7.3 Force Majeure, The Seller shall not be held liable for damages nor shall the Buyer have the right to terminate this Agreement for any delay or default in performing hereunder if such delay or default is caused by conditions beyond the Seller's control including, but not limited to Acts of God, Government restrictions (including the delay, denial or cancellation of any export or other necessary license), wars, insurrections and/or any other cause beyond the reasonable control of the party whose performance is affected.
7.4 The Buyer shall indemnify the Seller in respect of any costs, claims, loss or liability made or incurred by any person in connection with the Vehicle, Parts or Services.
8. Manufacturer's warranty
8.1 Where applicable or provided, each new Vehicle and any new Parts supplied by the Seller under this Contract have the benefit of a manufacturer's warranty.
9. Termination following Buyer's default
9.1 If any of the following events occur, the Seller may cancel this Contract; or suspend any further supply of any Vehicle or Parts; or discontinue the performance of any Services; or cancel any credit arrangements. The price for each Vehicle or all Parts ordered (whether or not delivered) and for all Services that have been performed shall become immediately due and payable.

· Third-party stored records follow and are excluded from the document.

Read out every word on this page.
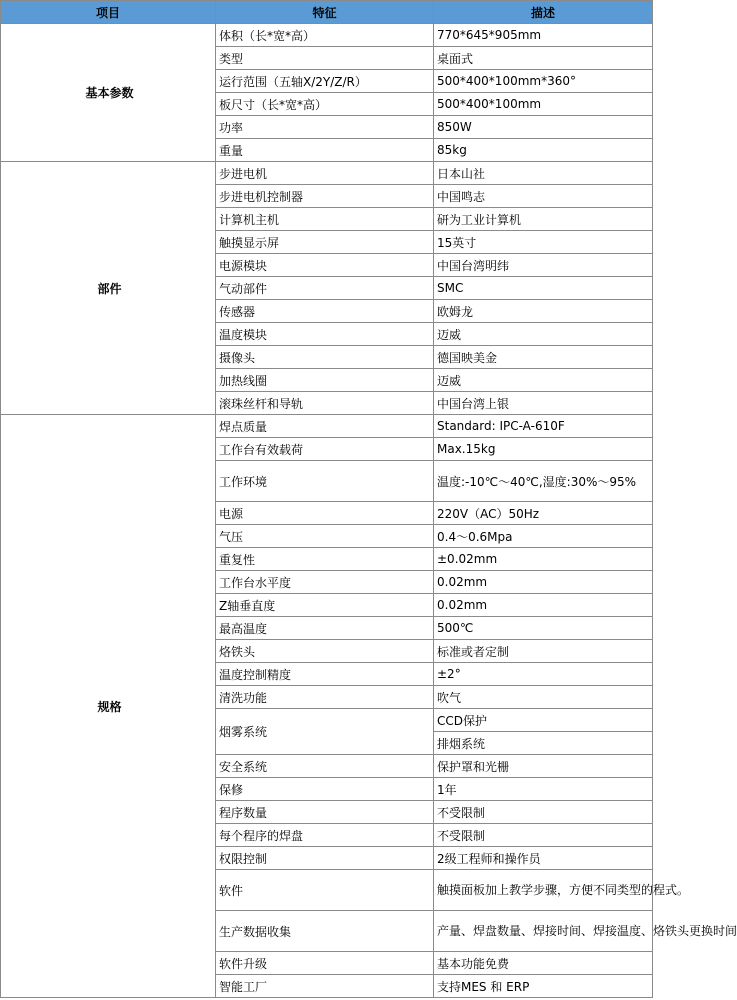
项目	特征	描述
基本参数	体积（长*宽*高）	770*645*905mm
	类型	桌面式
	运行范围（五轴X/2Y/Z/R）	500*400*100mm*360°
	板尺寸（长*宽*高）	500*400*100mm
	功率	850W
	重量	85kg
部件	步进电机	日本山社
	步进电机控制器	中国鸣志
	计算机主机	研为工业计算机
	触摸显示屏	15英寸
	电源模块	中国台湾明纬
	气动部件	SMC
	传感器	欧姆龙
	温度模块	迈威
	摄像头	德国映美金
	加热线圈	迈威
	滚珠丝杆和导轨	中国台湾上银
规格	焊点质量	Standard: IPC-A-610F
	工作台有效载荷	Max.15kg
	工作环境	温度:-10℃～40℃,湿度:30%～95%
	电源	220V（AC）50Hz
	气压	0.4～0.6Mpa
	重复性	±0.02mm
	工作台水平度	0.02mm
	Z轴垂直度	0.02mm
	最高温度	500℃
	烙铁头	标准或者定制
	温度控制精度	±2°
	清洗功能	吹气
	烟雾系统	CCD保护
		排烟系统
	安全系统	保护罩和光栅
	保修	1年
	程序数量	不受限制
	每个程序的焊盘	不受限制
	权限控制	2级工程师和操作员
	软件	触摸面板加上教学步骤，方便不同类型的程式。
	生产数据收集	产量、焊盘数量、焊接时间、焊接温度、烙铁头更换时间
	软件升级	基本功能免费
	智能工厂	支持MES 和 ERP
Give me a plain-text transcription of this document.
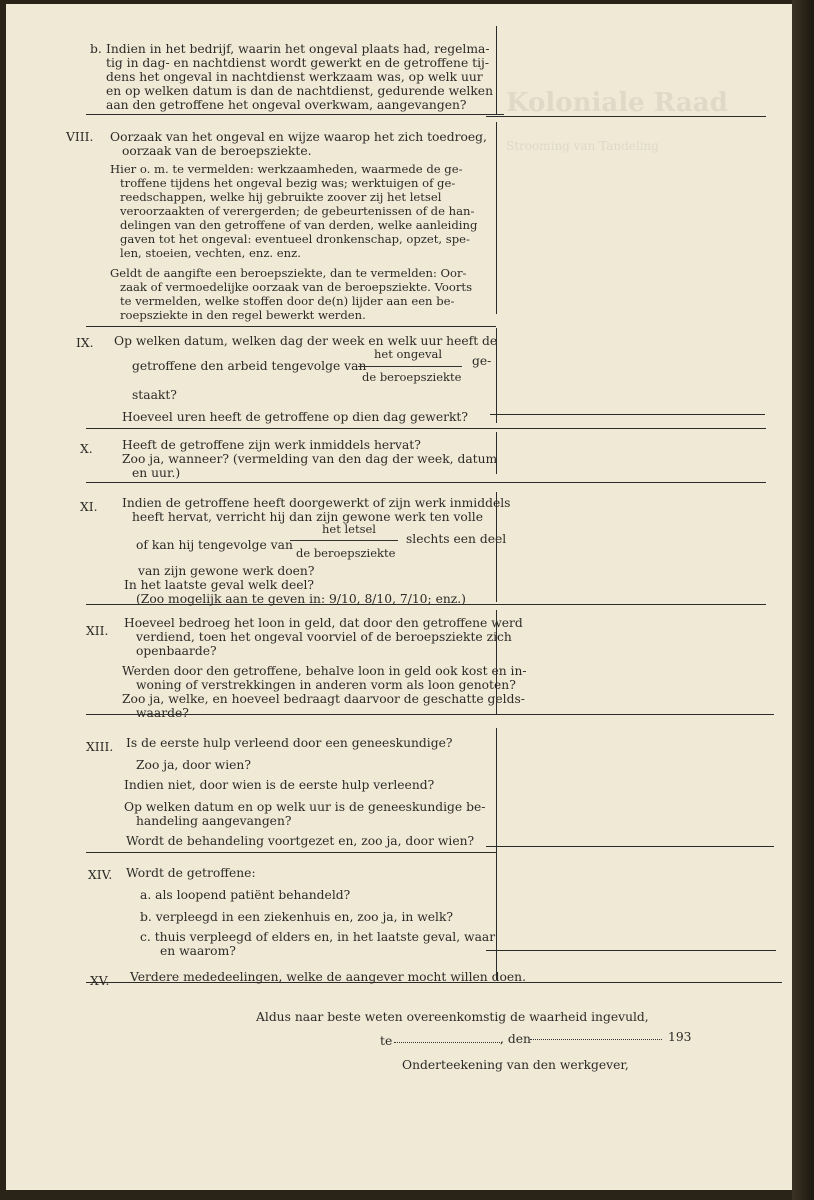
Koloniale Raad

Strooming van Tandeling

b. Indien in het bedrijf, waarin het ongeval plaats had, regelma-
tig in dag- en nachtdienst wordt gewerkt en de getroffene tij-
dens het ongeval in nachtdienst werkzaam was, op welk uur
en op welken datum is dan de nachtdienst, gedurende welken
aan den getroffene het ongeval overkwam, aangevangen?
VIII. Oorzaak van het ongeval en wijze waarop het zich toedroeg,
oorzaak van de beroepsziekte.
Hier o. m. te vermelden: werkzaamheden, waarmede de ge-
troffene tijdens het ongeval bezig was; werktuigen of ge-
reedschappen, welke hij gebruikte zoover zij het letsel
veroorzaakten of verergerden; de gebeurtenissen of de han-
delingen van den getroffene of van derden, welke aanleiding
gaven tot het ongeval: eventueel dronkenschap, opzet, spe-
len, stoeien, vechten, enz. enz.
Geldt de aangifte een beroepsziekte, dan te vermelden: Oor-
zaak of vermoedelijke oorzaak van de beroepsziekte. Voorts
te vermelden, welke stoffen door de(n) lijder aan een be-
roepsziekte in den regel bewerkt werden.
IX. Op welken datum, welken dag der week en welk uur heeft de
het ongeval
getroffene den arbeid tengevolge van	ge-
de beroepsziekte
staakt?
Hoeveel uren heeft de getroffene op dien dag gewerkt?
X. Heeft de getroffene zijn werk inmiddels hervat?
Zoo ja, wanneer? (vermelding van den dag der week, datum
en uur.)
XI. Indien de getroffene heeft doorgewerkt of zijn werk inmiddels
heeft hervat, verricht hij dan zijn gewone werk ten volle
het letsel
of kan hij tengevolge van	slechts een deel
de beroepsziekte
van zijn gewone werk doen?
In het laatste geval welk deel?
(Zoo mogelijk aan te geven in: 9/10, 8/10, 7/10; enz.)
XII.
Hoeveel bedroeg het loon in geld, dat door den getroffene werd
verdiend, toen het ongeval voorviel of de beroepsziekte zich
openbaarde?
Werden door den getroffene, behalve loon in geld ook kost en in-
woning of verstrekkingen in anderen vorm als loon genoten?
Zoo ja, welke, en hoeveel bedraagt daarvoor de geschatte gelds-
waarde?
XIII. Is de eerste hulp verleend door een geneeskundige?
Zoo ja, door wien?
Indien niet, door wien is de eerste hulp verleend?
Op welken datum en op welk uur is de geneeskundige be-
handeling aangevangen?
Wordt de behandeling voortgezet en, zoo ja, door wien?
XIV. Wordt de getroffene:
a. als loopend patiënt behandeld?
b. verpleegd in een ziekenhuis en, zoo ja, in welk?
c. thuis verpleegd of elders en, in het laatste geval, waar
en waarom?
XV. Verdere mededeelingen, welke de aangever mocht willen doen.
Aldus naar beste weten overeenkomstig de waarheid ingevuld,
te	, den	193
Onderteekening van den werkgever,
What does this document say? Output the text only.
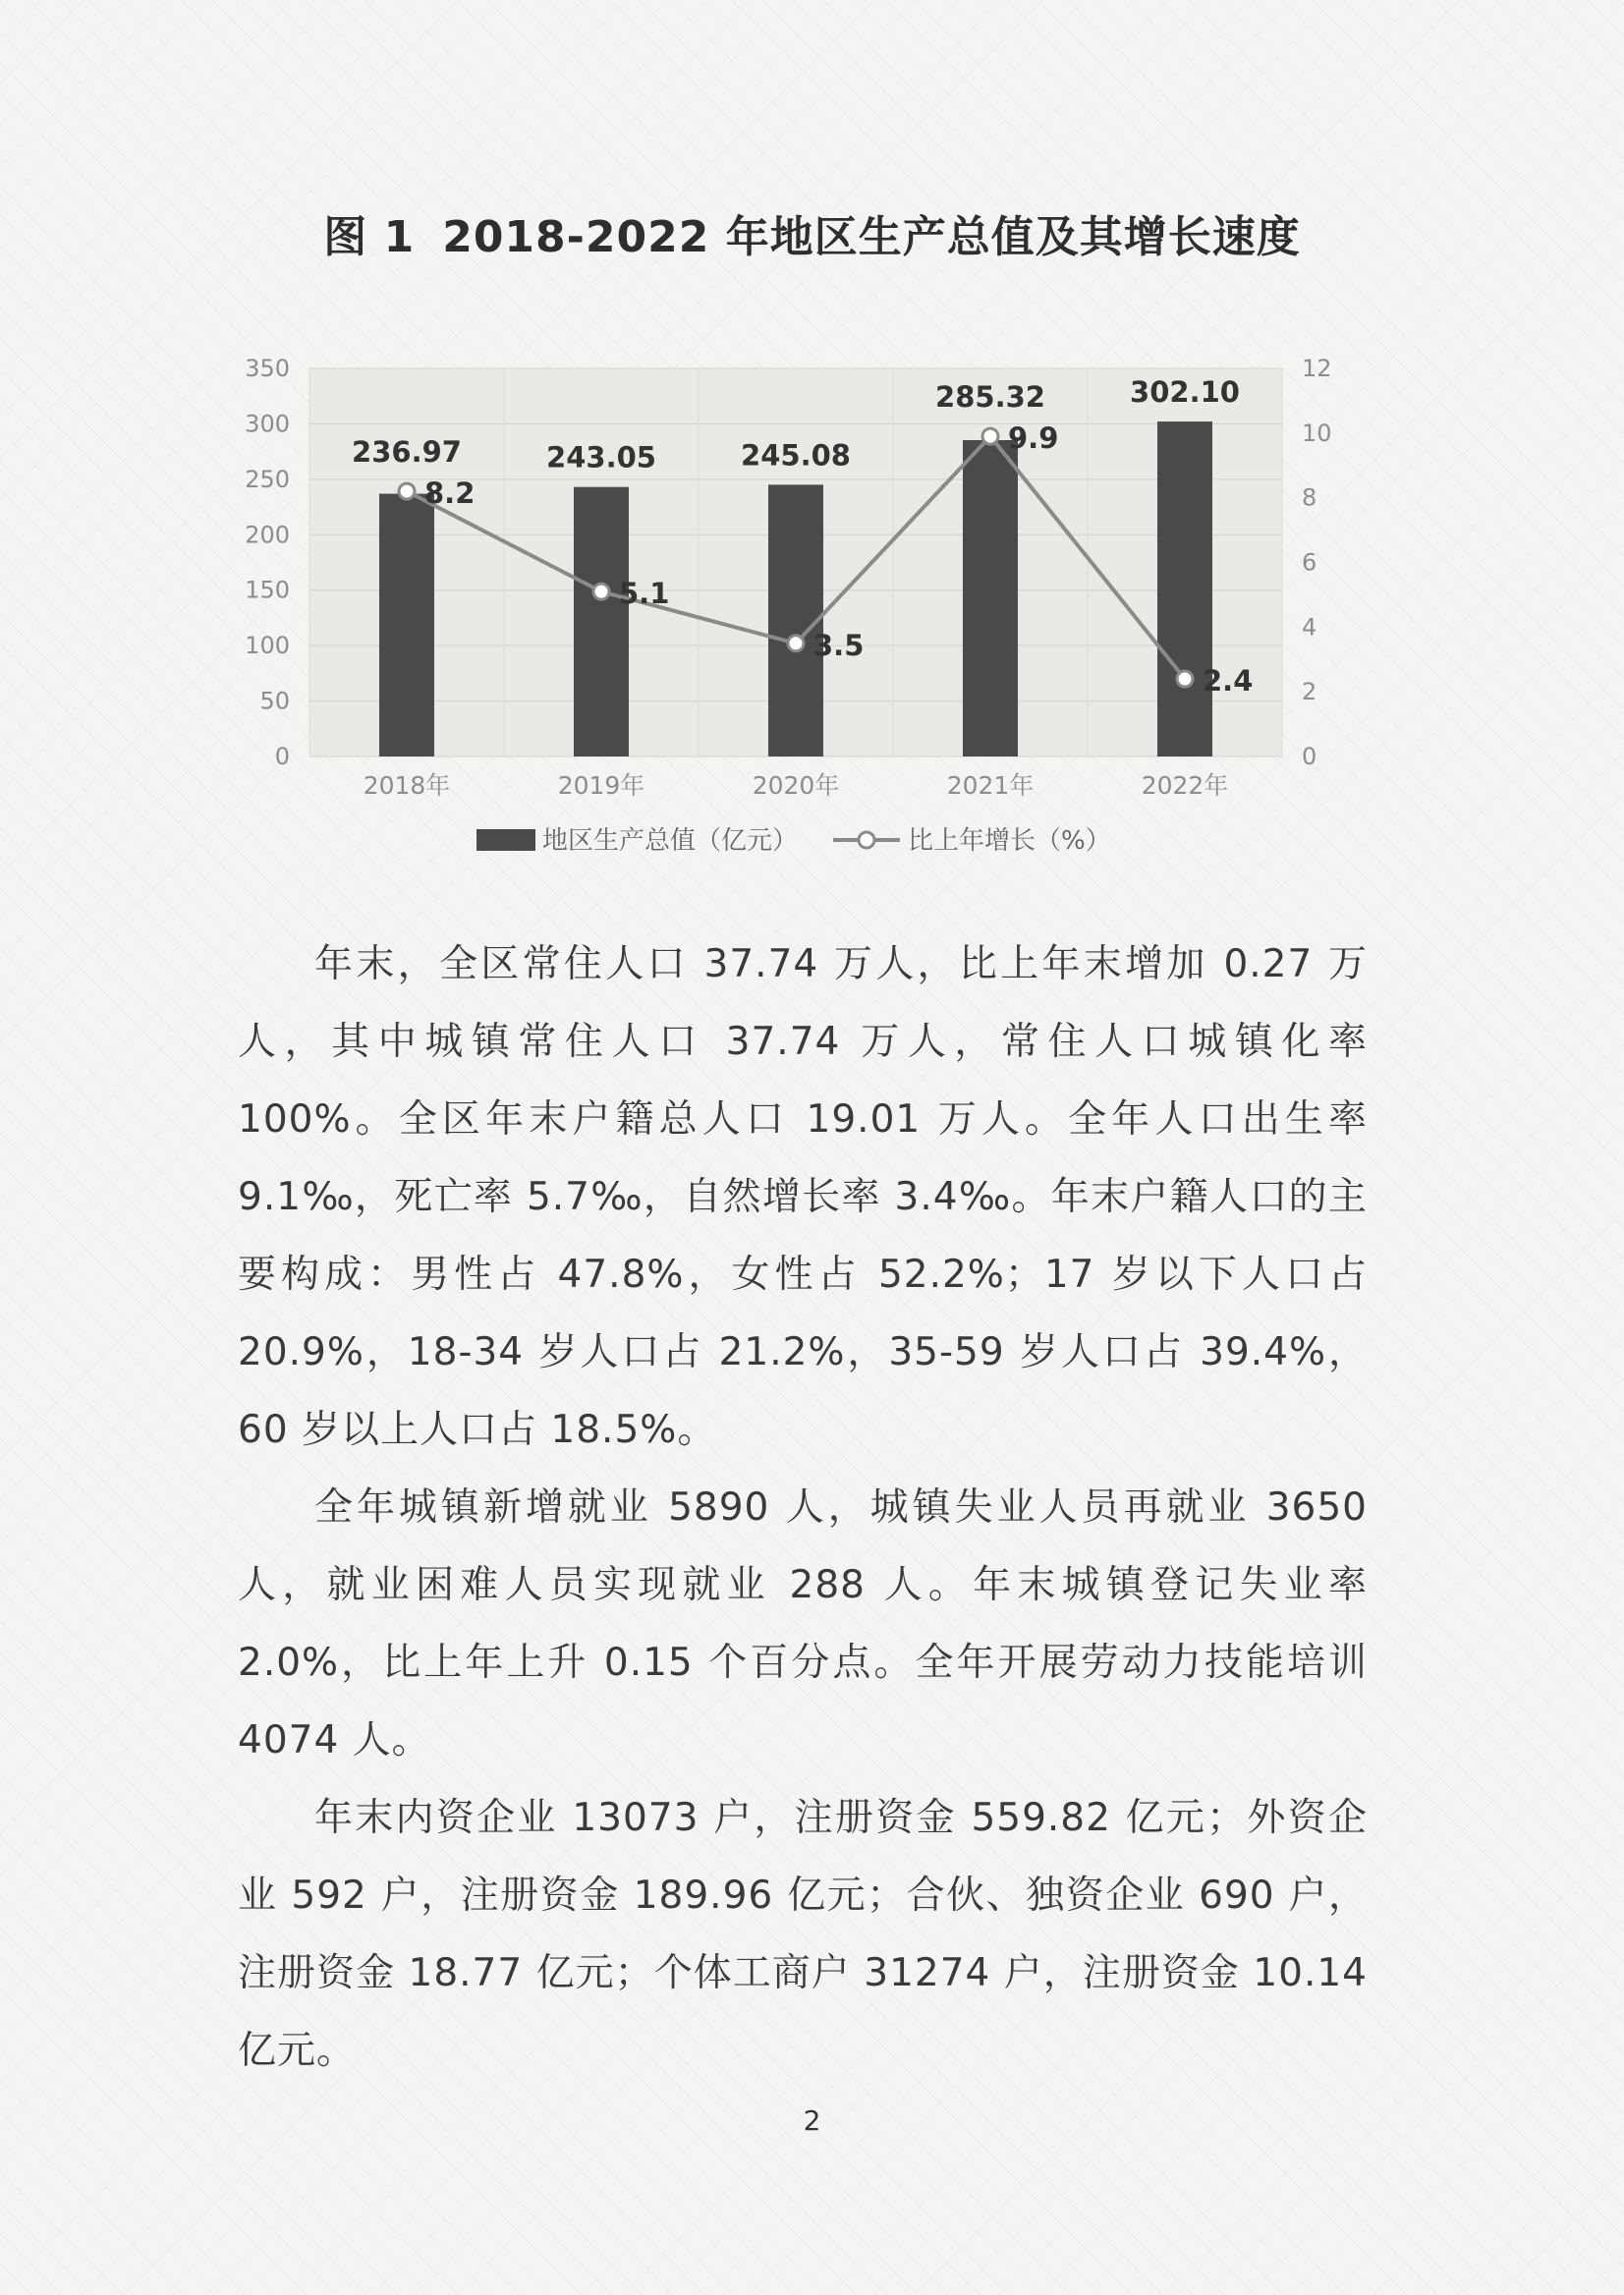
图 1 2018-2022 年地区生产总值及其增长速度
0
50
100
150
200
250
300
350
0
2
4
6
8
10
12
2018年	2019年	2020年	2021年	2022年
236.97	243.05	245.08
285.32	302.10
8.2
5.1
3.5
9.9
2.4
地区生产总值（亿元）	比上年增长（%）

年末，全区常住人口 37.74 万人，比上年末增加 0.27 万人，其中城镇常住人口 37.74 万人，常住人口城镇化率 100%。全区年末户籍总人口 19.01 万人。全年人口出生率 9.1‰，死亡率 5.7‰，自然增长率 3.4‰。年末户籍人口的主要构成：男性占 47.8%，女性占 52.2%；17 岁以下人口占 20.9%，18-34 岁人口占 21.2%，35-59 岁人口占 39.4%，60 岁以上人口占 18.5%。

全年城镇新增就业 5890 人，城镇失业人员再就业 3650 人，就业困难人员实现就业 288 人。年末城镇登记失业率 2.0%，比上年上升 0.15 个百分点。全年开展劳动力技能培训 4074 人。

年末内资企业 13073 户，注册资金 559.82 亿元；外资企业 592 户，注册资金 189.96 亿元；合伙、独资企业 690 户，注册资金 18.77 亿元；个体工商户 31274 户，注册资金 10.14 亿元。

2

9.1.1 if the Buyer fails to pay any sum due on the due date under this or any other contract made with the Seller:
9.1.2 if the Buyer breaks any other term of this Contract (other than in clause 8.1.1. above) and (if capable of remedy) fails to remedy the breach within 7 days of receipt of a notice from the Seller requiring the Buyer to do so:
9.1.3 if the Buyer dies; ceases to carry on business; or is unable to pay its debts within the meaning of the Insolvency Act 1986; or a petition is presented for bankruptcy or an interim order; or the Buyer makes any arrangement with creditor:
9.1.4 if the Buyer convenes a meeting of its creditors; or if a proposal is made for a voluntary arrangement or any scheme or arrangement for the benefit of creditors; or an administrator, receiver, or administrative receiver is appointed over any of its assets; or a petition is presented for an administration or winding up order:
10. General
10.1 Any notice shall be in writing addressed to the addressee at its registered office or principal place of business.
10.2 The Seller contracts as principal and not as agent. The Seller may appoint an independent contractor to perform all or any part of this Contract for the Seller. The Buyer shall not assign this Contract.
10.3 Any failure by the Seller to exercise any of its rights shall not be a waiver of the Seller's rights. If any of the provisions in this Contract are found to be invalid, illegal or unenforceable, the validity, legality or enforceability of the remaining provisions shall not be affected.
10.4 This Contract shall be governed in accordance with English Law and all disputes relating to it shall be decided by the English Courts.